Strong-field double ionization of rare gases

We have studied the double ionization of helium and other rare gases using an electron-ion coincidence technique. With this scheme, the electron energy spectrum correlated to the creation of a doubly charged ion may be compiled. In all cases, the observed double ionization electron distributions are similar and enhanced at high energies, while the single ionization spectra exhibit distinct differences.

Color schlieren imaging with a two-path, double knife edge system

The traditional arrangement for visualizing optical phenomena with the schlieren technique is modified to include a Mach-Zehnder geometry. This allows for the implementation of two independent knife edges along two different beam paths, resulting in an enhanced combined image that is uniquely adjustable. Post-processed combined images are also generated by spatially separating the paths from each arm and then colorizing and combining the images into a single composite. In this way, bidirectional, color schlieren images have been produced using both white-light and monochromatic sources.

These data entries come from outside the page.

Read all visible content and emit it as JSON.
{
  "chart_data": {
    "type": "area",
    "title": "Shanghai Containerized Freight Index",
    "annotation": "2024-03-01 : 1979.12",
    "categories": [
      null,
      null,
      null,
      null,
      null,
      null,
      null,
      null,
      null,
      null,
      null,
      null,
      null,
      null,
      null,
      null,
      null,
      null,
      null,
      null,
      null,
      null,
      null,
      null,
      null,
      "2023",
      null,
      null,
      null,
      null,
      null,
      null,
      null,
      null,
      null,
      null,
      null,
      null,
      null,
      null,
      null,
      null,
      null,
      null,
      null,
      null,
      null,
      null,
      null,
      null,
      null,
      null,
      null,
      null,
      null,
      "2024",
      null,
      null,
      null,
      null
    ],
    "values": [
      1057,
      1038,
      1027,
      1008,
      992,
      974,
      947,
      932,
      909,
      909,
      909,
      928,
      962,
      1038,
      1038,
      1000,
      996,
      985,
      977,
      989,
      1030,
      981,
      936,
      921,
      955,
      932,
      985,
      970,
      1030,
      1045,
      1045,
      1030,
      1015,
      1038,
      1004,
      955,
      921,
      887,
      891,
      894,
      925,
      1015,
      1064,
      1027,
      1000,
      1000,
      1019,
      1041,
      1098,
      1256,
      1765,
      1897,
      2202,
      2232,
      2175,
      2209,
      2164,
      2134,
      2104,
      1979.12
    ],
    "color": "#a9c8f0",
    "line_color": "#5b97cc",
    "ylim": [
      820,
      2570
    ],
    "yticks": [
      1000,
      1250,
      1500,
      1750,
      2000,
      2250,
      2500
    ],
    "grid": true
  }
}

Ionization Dynamics in Intense Two-Color Circularly Polarized Laser Fields

Ionization in intense two-color circularly polarized laser pulses is explored numerically and experimentally. Double ionization is enhanced with counterrotating fields, and diverse dynamics are uncovered that are impossible with linear polarization.

Color Schlieren Imaging with Monochromatic Sources

Color, direction-indicating schlieren images are generated with a two-path system using monochromatic light. Two simultaneous views of physical processes are captured that can be combined into a single, synthesized color composite.